What links the brain, the climate and a murmuration of starlings? They're all made up of many components, interacting with a touch of randomness and a dash of disorder: the recipe for a complex system. The last two ingredients – randomness and disorder – make their behaviour extremely difficult to model and predict.

But physicists do enjoy a challenge, and in the 1960s Syukuro Manabe sought to model one such system: energy transfer and transport within the Earth’s climate. Manabe’s work was the first to explore the interplay between the greenhouse gas effect, the rising of hot air due to convection and the heat released when clouds form. It demonstrated that increasing carbon dioxide leads to rising temperatures closer to the ground, with the upper atmosphere becoming colder. Most strikingly, he showed that doubling the carbon dioxide concentration in the air caused an increase in Earth surface temperature of 2℃. This work seeded the climate change models we have today.

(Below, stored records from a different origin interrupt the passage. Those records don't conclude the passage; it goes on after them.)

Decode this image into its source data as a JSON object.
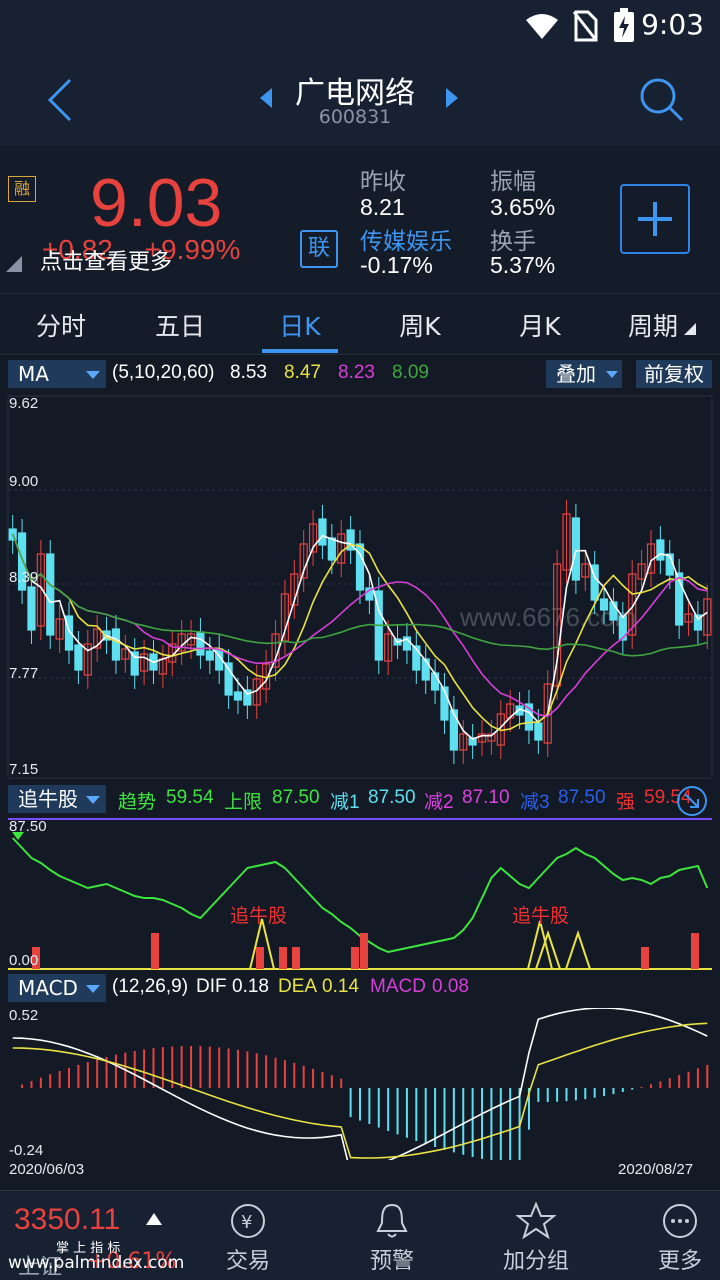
{
  "status_bar": {
    "time": "9:03"
  },
  "header": {
    "stock_name": "广电网络",
    "stock_code": "600831"
  },
  "quote": {
    "margin_badge": "融",
    "price": "9.03",
    "change": "+0.82",
    "change_pct": "+9.99%",
    "hint": "点击查看更多",
    "link_badge": "联",
    "prev_close_label": "昨收",
    "prev_close": "8.21",
    "sector_label": "传媒娱乐",
    "sector_change": "-0.17%",
    "amplitude_label": "振幅",
    "amplitude": "3.65%",
    "turnover_label": "换手",
    "turnover": "5.37%",
    "plus": "+"
  },
  "tabs": [
    "分时",
    "五日",
    "日K",
    "周K",
    "月K",
    "周期"
  ],
  "active_tab": "日K",
  "ma_bar": {
    "selector": "MA",
    "params": "(5,10,20,60)",
    "v1": "8.53",
    "v2": "8.47",
    "v3": "8.23",
    "v4": "8.09",
    "overlay": "叠加",
    "adjust": "前复权"
  },
  "price_axis": {
    "top": "9.62",
    "l2": "9.00",
    "l3": "8.39",
    "l4": "7.77",
    "bottom": "7.15"
  },
  "watermark": "www.6676.com",
  "bull_bar": {
    "selector": "追牛股",
    "trend_label": "趋势",
    "trend": "59.54",
    "upper_label": "上限",
    "upper": "87.50",
    "j1_label": "减1",
    "j1": "87.50",
    "j2_label": "减2",
    "j2": "87.10",
    "j3_label": "减3",
    "j3": "87.50",
    "strong_label": "强",
    "strong": "59.54"
  },
  "bull_axis": {
    "top": "87.50",
    "bottom": "0.00"
  },
  "bull_markers": [
    "追牛股",
    "追牛股"
  ],
  "macd_bar": {
    "selector": "MACD",
    "params": "(12,26,9)",
    "dif_label": "DIF",
    "dif": "0.18",
    "dea_label": "DEA",
    "dea": "0.14",
    "macd_label": "MACD",
    "macd": "0.08"
  },
  "macd_axis": {
    "top": "0.52",
    "bottom": "-0.24"
  },
  "dates": {
    "start": "2020/06/03",
    "end": "2020/08/27"
  },
  "bottom_nav": {
    "index_value": "3350.11",
    "index_name": "上证",
    "index_pct": "+0.61%",
    "watermark_small": "掌 上 指 标",
    "watermark_url": "www.palmindex.com",
    "items": [
      "交易",
      "预警",
      "加分组",
      "更多"
    ]
  },
  "colors": {
    "up": "#e8423f",
    "down": "#5ee0f0",
    "ma5": "#ffffff",
    "ma10": "#e9e243",
    "ma20": "#d63fd6",
    "ma60": "#3fa43f",
    "accent": "#3e95f0"
  }
}
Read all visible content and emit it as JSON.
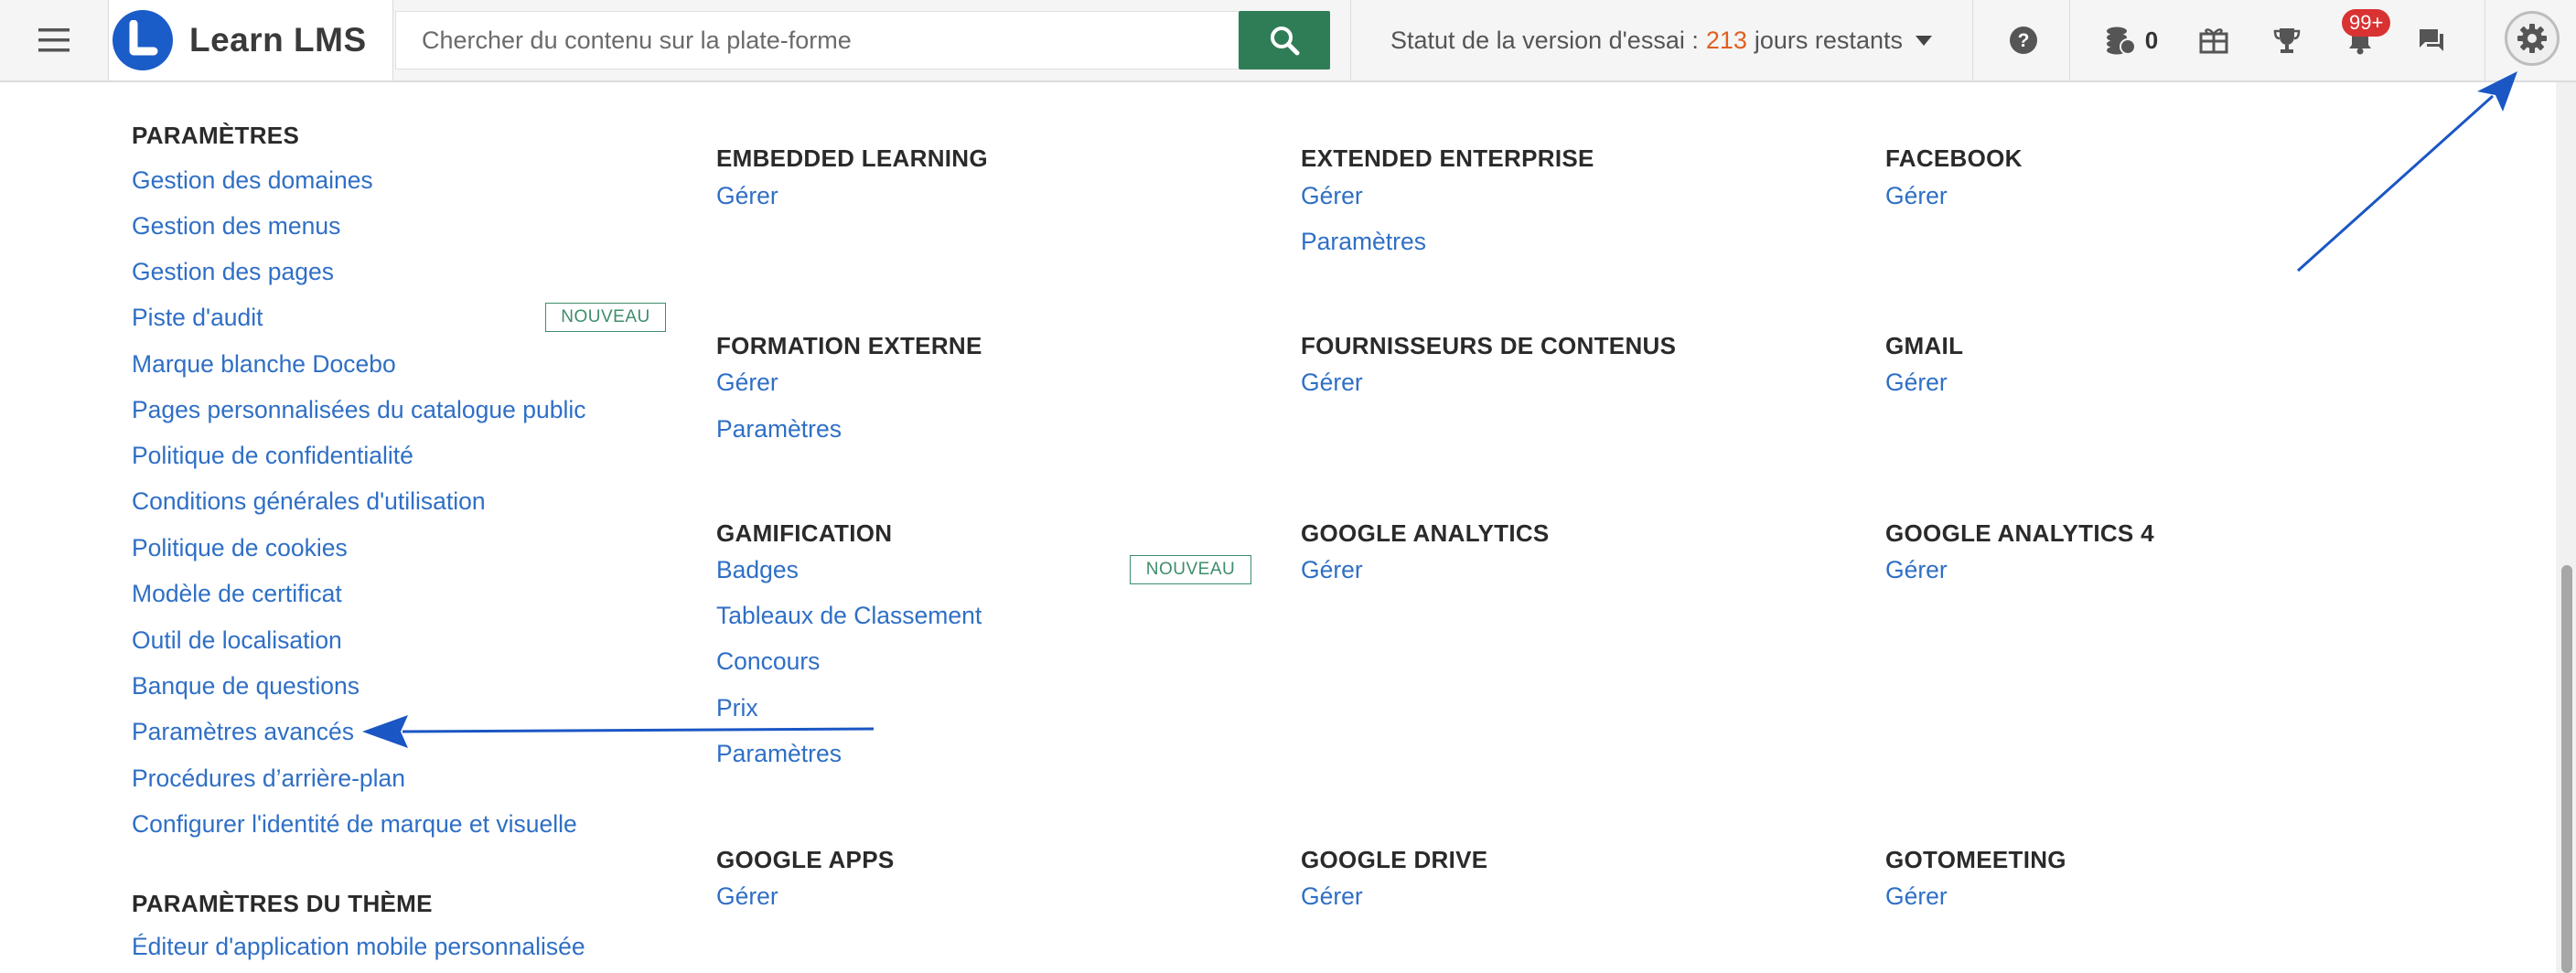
{
  "header": {
    "app_name": "Learn LMS",
    "search_placeholder": "Chercher du contenu sur la plate-forme",
    "trial_label": "Statut de la version d'essai :",
    "trial_days": "213",
    "trial_suffix": "jours restants",
    "coins_count": "0",
    "notifications_badge": "99+",
    "icons": [
      "menu-icon",
      "logo-icon",
      "search-icon",
      "help-icon",
      "coins-icon",
      "gift-icon",
      "trophy-icon",
      "bell-icon",
      "chat-icon",
      "gear-icon"
    ],
    "colors": {
      "brand": "#1a5cc8",
      "search_button": "#2f7d57",
      "trial_days": "#e0601f",
      "badge": "#d93232",
      "link": "#2f6fc5"
    }
  },
  "settings": {
    "title": "PARAMÈTRES",
    "items": [
      "Gestion des domaines",
      "Gestion des menus",
      "Gestion des pages",
      "Piste d'audit",
      "Marque blanche Docebo",
      "Pages personnalisées du catalogue public",
      "Politique de confidentialité",
      "Conditions générales d'utilisation",
      "Politique de cookies",
      "Modèle de certificat",
      "Outil de localisation",
      "Banque de questions",
      "Paramètres avancés",
      "Procédures d’arrière-plan",
      "Configurer l'identité de marque et visuelle"
    ],
    "new_tag": "NOUVEAU",
    "theme_title": "PARAMÈTRES DU THÈME",
    "theme_items": [
      "Éditeur d'application mobile personnalisée"
    ]
  },
  "apps": [
    {
      "title": "EMBEDDED LEARNING",
      "links": [
        "Gérer"
      ]
    },
    {
      "title": "EXTENDED ENTERPRISE",
      "links": [
        "Gérer",
        "Paramètres"
      ]
    },
    {
      "title": "FACEBOOK",
      "links": [
        "Gérer"
      ]
    },
    {
      "title": "FORMATION EXTERNE",
      "links": [
        "Gérer",
        "Paramètres"
      ]
    },
    {
      "title": "FOURNISSEURS DE CONTENUS",
      "links": [
        "Gérer"
      ]
    },
    {
      "title": "GMAIL",
      "links": [
        "Gérer"
      ]
    },
    {
      "title": "GAMIFICATION",
      "links": [
        "Badges",
        "Tableaux de Classement",
        "Concours",
        "Prix",
        "Paramètres"
      ],
      "tag": "NOUVEAU"
    },
    {
      "title": "GOOGLE ANALYTICS",
      "links": [
        "Gérer"
      ]
    },
    {
      "title": "GOOGLE ANALYTICS 4",
      "links": [
        "Gérer"
      ]
    },
    {
      "title": "GOOGLE APPS",
      "links": [
        "Gérer"
      ]
    },
    {
      "title": "GOOGLE DRIVE",
      "links": [
        "Gérer"
      ]
    },
    {
      "title": "GOTOMEETING",
      "links": [
        "Gérer"
      ]
    }
  ]
}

A decade later, Klaus Hasselmann took Manabe’s work a step further by incorporating the chaos of weather into climate modelling in order to make predictions over time. To represent the rapidly changing weather conditions in the atmosphere, he mathematically built in chance to the model. This paved the way to proving anthropogenic carbon dioxide emissions are behind today’s global warming.

For these breakthroughs, Manabe and Hasselmann have been awarded one half of this year’s Nobel Prize in Physics. The other half has gone to Giorgio Parisi, whose dedication to understanding disordered and complex materials led to revelations of hidden patterns in the mathematics that could be used to harness predictability in a wide range of complex disordered scenarios, from neuroscience to machine learning, and in the mesmerising sight of a flock of starlings forming a living abstract artwork across the sky.

Predicting the unpredictable sounds like a Nobel Prize-worthy achievement. And now it officially is.